Michael Riedel (*1972) has spent the past twenty years in the creation of a body of work that is often misunderstood and bears almost no comparison with any other. Similar to the Gemini’s spell, by which an object through the most minimal contact is multiplied and then those multiplications come to be multiplied further, Riedel’s works are the temporal evidence of a perpetual process within the systems of art.
His exhibition CV in the Kunsthalle Zürich will take place twice. As an exhibition and as an automatic entry into Riedel’s own CV. Riedel’s main interest is in the performative discrepancy generated therein. Unfurling out of itself, this paradoxical form is then a perfect manifestation of Riedel’s artistic form of autonomy, which can be described as a reinsertion of the form into the form – CV into CV – each inducing a mutual irritation in the other. With this practice of reinsertion Riedel succeeds in speaking about made, non-made and to-be-made instances, ultimately the interplay between actuality and potentiality. Thus, over the course of the last two decades, a work has developed, one that in its formal brilliance, critical clarity and elegant hermeticism, reintroduces art as a copy into art, whereby artistic production becomes a virtually self-sufficient process.
The CV is today the universally accepted form for presenting oneself and demonstrates how an individual can enlist themselves in a system. It is a proof of accomplishment, a looking-glass and a legitimation. It always conceals more than it reveals. The unmentioned determines what is itemised in the same way that which is suppressed defines normality. It is no coincidence that Michael Riedel’s artistic career began with his own signature. In 1994 he turned his signature into a trade mark, proceeding to sign his own signature. This act of signification placed him exactly in that grey area where art perpetually machinates. Logically, the first action of the young artist was then to expand and otherwise name his own name as part of a performance of Michael S Riedel. From this followed an exhibition in Paris that never took place, but which he nonetheless had reviewed by a newspaper. He then displayed this review in the Städelschule, where he studied, on the door to the library; which in turn served as a noticeboard indicative of professional success. Only through this action was he able to discern the self-perpetuation within the written material itself. In this way a career was born, built out of voids within the system: the signed signature was an artwork that only referred to itself; the extension of the name to include the letter S points to the millions of possibilities to be another person; the non-exhibition points to the non-made, which every CV seeks to mask. Here an art form finds its inception, one that even today remains at once familiar and curiously alien. It is a strangeness that emanates from within, it is quite literally a foreign tongue. In his not-only-but-also-ism and his productive instability lies the beauty of Riedel’s art.

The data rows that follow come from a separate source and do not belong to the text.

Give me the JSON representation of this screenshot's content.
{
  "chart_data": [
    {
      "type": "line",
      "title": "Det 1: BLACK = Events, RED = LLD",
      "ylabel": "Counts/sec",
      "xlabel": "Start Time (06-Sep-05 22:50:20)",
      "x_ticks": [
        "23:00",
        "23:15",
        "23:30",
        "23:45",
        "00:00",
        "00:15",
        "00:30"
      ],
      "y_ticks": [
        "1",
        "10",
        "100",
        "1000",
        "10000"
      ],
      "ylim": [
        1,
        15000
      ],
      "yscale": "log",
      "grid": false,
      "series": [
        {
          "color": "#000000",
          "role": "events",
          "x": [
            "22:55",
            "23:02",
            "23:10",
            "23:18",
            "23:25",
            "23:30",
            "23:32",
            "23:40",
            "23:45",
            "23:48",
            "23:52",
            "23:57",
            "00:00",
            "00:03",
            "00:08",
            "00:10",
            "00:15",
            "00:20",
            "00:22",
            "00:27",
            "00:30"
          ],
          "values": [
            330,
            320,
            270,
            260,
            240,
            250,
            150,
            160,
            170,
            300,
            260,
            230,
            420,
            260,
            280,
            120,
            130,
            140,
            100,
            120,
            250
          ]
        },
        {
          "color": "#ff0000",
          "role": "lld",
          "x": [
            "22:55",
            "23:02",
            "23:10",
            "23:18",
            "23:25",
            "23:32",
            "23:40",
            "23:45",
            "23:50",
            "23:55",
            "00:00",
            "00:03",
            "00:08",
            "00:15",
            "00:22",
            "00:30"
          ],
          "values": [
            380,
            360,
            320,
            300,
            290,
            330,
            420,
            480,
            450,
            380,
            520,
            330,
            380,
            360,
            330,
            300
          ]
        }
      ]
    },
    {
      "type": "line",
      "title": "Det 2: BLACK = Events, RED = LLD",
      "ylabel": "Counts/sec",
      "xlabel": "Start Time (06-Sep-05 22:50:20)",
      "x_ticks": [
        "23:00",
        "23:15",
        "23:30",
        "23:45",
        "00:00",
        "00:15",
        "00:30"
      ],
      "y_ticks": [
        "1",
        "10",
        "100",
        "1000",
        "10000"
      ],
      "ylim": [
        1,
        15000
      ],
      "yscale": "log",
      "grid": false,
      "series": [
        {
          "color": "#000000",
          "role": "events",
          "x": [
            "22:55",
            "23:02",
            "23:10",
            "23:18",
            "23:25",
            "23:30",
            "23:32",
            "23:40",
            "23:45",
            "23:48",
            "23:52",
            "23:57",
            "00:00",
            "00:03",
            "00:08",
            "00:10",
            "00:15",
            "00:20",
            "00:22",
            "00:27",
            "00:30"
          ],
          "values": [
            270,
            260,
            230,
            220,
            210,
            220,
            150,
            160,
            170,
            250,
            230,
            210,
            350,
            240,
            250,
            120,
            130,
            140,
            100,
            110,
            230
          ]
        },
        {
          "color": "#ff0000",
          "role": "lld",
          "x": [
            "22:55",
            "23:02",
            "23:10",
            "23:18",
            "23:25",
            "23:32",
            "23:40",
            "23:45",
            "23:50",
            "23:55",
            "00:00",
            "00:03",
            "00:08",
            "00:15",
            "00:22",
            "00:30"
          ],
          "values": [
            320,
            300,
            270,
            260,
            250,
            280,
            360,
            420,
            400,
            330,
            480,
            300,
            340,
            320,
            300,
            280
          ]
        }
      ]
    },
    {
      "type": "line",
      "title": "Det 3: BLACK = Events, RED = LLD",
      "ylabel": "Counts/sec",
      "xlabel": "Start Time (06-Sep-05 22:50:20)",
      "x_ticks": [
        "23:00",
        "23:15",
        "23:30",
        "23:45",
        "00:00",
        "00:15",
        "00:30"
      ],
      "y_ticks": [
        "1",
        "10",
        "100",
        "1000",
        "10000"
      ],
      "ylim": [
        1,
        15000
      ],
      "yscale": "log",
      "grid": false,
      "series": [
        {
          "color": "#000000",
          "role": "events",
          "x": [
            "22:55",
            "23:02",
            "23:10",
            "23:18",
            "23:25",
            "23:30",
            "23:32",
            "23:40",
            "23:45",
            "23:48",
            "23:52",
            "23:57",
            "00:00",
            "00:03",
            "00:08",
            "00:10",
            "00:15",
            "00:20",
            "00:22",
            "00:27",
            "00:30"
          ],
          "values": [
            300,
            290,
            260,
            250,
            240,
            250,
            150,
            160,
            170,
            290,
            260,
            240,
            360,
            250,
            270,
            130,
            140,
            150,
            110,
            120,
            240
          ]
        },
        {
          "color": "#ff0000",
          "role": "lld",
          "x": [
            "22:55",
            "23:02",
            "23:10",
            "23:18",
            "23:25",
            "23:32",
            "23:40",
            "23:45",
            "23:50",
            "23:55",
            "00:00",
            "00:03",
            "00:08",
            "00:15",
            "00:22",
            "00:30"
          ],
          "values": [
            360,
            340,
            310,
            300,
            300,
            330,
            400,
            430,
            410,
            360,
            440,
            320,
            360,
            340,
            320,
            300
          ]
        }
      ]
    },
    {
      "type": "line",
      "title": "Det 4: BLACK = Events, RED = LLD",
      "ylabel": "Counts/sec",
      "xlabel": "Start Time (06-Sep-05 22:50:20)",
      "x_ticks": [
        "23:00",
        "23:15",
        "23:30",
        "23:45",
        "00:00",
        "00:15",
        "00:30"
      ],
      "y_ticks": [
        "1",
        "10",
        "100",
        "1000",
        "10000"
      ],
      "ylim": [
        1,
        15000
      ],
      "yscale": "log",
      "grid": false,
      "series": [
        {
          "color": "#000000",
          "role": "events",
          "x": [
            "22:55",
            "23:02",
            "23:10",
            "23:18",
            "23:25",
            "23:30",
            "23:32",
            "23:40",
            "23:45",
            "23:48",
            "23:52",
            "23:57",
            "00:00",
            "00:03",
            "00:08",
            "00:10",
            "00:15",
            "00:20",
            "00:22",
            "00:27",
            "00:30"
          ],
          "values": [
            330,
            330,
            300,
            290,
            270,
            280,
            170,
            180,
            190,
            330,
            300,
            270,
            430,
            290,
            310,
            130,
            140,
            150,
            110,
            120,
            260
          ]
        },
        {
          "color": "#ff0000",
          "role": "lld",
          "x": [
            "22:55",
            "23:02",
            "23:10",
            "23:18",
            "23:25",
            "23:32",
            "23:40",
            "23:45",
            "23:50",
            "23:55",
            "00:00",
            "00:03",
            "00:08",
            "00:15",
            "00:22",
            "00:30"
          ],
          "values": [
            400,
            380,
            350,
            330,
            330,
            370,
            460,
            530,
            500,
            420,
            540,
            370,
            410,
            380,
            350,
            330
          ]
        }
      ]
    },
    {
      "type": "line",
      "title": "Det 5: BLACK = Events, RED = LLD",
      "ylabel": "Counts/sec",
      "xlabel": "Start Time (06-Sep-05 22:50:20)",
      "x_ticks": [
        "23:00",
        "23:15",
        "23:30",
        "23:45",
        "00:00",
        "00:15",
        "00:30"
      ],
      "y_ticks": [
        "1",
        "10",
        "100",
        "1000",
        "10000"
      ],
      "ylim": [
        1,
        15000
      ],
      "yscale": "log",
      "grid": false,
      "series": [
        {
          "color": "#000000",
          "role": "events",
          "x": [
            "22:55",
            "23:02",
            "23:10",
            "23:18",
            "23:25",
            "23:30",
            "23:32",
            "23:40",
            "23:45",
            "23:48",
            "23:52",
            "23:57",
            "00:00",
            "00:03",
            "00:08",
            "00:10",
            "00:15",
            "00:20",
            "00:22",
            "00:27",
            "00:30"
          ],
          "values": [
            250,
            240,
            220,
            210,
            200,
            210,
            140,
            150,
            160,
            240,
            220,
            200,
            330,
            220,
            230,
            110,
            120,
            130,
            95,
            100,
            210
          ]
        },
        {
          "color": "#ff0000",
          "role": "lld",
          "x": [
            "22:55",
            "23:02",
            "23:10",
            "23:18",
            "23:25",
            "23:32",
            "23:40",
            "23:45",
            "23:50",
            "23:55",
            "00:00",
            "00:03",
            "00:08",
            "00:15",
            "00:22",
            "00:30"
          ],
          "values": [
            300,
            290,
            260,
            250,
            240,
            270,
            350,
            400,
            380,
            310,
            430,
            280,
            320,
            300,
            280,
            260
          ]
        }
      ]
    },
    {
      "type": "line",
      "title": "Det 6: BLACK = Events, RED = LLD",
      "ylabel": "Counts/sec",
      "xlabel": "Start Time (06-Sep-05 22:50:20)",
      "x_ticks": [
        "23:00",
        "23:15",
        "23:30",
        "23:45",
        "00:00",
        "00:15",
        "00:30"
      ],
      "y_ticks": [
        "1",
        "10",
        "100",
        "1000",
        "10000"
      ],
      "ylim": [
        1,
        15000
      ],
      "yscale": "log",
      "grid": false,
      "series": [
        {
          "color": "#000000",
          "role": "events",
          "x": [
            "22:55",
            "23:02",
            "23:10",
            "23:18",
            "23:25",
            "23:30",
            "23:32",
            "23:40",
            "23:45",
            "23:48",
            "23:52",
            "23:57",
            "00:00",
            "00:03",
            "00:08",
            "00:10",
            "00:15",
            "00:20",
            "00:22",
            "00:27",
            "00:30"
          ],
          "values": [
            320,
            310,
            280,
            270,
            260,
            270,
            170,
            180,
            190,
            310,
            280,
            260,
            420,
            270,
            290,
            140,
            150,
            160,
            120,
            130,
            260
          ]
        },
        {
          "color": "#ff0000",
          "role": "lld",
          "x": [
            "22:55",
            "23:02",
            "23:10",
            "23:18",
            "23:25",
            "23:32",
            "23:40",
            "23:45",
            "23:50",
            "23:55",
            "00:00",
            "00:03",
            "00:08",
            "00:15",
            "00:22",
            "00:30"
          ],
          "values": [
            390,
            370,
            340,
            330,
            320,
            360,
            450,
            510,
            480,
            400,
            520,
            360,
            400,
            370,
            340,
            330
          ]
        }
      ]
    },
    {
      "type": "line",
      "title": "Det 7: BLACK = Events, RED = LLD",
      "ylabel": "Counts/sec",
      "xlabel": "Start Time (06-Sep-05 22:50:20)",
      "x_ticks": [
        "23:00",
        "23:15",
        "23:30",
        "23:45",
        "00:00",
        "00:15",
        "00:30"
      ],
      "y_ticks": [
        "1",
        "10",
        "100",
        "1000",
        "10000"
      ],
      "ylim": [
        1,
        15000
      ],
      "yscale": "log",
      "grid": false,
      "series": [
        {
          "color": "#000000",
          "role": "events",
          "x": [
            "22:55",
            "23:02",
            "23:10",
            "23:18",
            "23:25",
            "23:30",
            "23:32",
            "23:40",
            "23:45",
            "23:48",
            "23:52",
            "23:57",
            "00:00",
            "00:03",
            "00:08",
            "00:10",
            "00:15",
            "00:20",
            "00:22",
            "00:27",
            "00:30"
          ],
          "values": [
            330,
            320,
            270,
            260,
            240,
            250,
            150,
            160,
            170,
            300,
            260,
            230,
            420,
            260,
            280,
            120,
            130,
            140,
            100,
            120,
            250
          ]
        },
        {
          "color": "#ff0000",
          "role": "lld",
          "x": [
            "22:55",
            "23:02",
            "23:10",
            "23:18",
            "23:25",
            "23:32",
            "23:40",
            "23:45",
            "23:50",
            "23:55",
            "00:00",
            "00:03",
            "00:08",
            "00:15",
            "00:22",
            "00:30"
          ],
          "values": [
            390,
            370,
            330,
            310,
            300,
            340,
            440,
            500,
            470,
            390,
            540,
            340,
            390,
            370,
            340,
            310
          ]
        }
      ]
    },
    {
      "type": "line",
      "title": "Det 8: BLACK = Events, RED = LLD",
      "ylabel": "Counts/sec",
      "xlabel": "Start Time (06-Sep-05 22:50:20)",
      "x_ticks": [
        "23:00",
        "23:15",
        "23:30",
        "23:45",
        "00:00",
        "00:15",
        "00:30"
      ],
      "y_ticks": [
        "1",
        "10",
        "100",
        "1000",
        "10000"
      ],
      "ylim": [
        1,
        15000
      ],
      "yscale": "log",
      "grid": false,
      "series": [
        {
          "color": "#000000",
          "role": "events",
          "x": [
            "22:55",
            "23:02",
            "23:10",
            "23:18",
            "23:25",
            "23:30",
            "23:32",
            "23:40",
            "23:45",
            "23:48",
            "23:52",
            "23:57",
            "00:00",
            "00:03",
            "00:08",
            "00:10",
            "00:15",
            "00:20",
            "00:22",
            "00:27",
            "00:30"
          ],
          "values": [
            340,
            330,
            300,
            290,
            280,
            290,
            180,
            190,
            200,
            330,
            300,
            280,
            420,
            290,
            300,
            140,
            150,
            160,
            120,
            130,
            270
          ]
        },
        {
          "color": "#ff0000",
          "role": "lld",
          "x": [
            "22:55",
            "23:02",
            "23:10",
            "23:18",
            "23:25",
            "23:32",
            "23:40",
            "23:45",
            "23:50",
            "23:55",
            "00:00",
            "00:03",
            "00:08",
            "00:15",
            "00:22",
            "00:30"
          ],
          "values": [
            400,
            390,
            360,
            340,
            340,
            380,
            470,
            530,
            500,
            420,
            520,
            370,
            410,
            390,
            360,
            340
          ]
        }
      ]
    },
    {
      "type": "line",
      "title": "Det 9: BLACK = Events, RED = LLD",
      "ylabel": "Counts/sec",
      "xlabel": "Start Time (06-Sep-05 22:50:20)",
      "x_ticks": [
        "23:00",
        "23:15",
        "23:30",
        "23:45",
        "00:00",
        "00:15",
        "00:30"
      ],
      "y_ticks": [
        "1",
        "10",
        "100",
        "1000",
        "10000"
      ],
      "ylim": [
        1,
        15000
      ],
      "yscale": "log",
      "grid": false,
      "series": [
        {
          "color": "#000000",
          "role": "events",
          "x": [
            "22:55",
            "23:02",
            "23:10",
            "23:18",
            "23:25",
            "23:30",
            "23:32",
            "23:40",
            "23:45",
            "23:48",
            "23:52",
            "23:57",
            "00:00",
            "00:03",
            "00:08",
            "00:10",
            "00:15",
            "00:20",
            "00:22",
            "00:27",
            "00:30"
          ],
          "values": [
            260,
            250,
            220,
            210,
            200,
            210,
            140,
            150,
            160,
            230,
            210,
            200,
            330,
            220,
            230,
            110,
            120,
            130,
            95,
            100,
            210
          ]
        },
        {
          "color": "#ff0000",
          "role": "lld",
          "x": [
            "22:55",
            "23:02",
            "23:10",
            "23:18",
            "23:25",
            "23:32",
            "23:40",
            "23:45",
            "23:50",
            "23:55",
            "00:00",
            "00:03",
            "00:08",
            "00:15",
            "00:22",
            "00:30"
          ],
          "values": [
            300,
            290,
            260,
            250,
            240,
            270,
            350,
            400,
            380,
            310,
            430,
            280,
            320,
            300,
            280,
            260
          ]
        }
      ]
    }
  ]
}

In the way that every entry in a CV simulates a new event in the ledger of experience, so will the exhibition CV numerously re-echo the act of entering: the entrance to the Kunsthalle Zürich will be re-built three times, so that the visitors will find themselves stepping anew into the exhibition. Turning over within itself, what was formerly the entrance will no longer be the entrance but in fact the exhibition. There will be no way back to what was experienced, just as if you had not actually visited the exhibition. This idea of the re-entries is a reiteration of the notion on which Michael Riedel’s whole artistic practice is founded. Riedel will also rework the formulation of the exhibition CV across its different sections over the entire exhibition space of Kunsthalle Zürich. Between 2000 and 2006, he worked in a similar way together with Dennis Loesch and a group of friends from Frankfurt am Main, using the project ‘Oskar-von-Miller Strasse 16’ to repeatedly address the idea of the culture industry: exhibitions were repeated, readings re-read, filmed films were shown, concerts restaged, existing clubs ‘re-clubbed’, performances re-performed, talks re-spoken and so forth.
Riedel applied the same method to the world of publishing, with newly ‘volumed’ volumes, posters used as archives, printed and non-printed posters bound as books, existing magazine formats freshly filled or colour publications separated into their founding colours (CMYK). Over the past few years, in a continuation of this, Riedel has extended his materials, which multiply as if by magic, to include digital tools: computer voices, programming, 3D, speech recognition and more. However, the artist does not use these programs as they were intended. Instead, he might order all the letters in a text alphabetically and have a computer read this new text aloud; generating a sound-poem, that recaps the original text to the letter, while remaining absolutely unfamiliar. While on Kunsthalle Zürich’s second floor the exhibition CV engages the visitor in the trinity of ‘idea-action-mediation’, the self-enactment of the art-systems proliferates on the third floor in the form of painting, graphics, installation, sound and participatory works. Here now, the space we call Art emerges, an expanded field, full of unexpected shallows and surprises, situated between the present time, a reactivated past and an abundant potential. DB
The exhibition will be accompanied by a catalogue (German/English) with texts by Michael Riedel and Daniel Baumann as well as installation views from the exhibition at the Kunsthalle Zürich.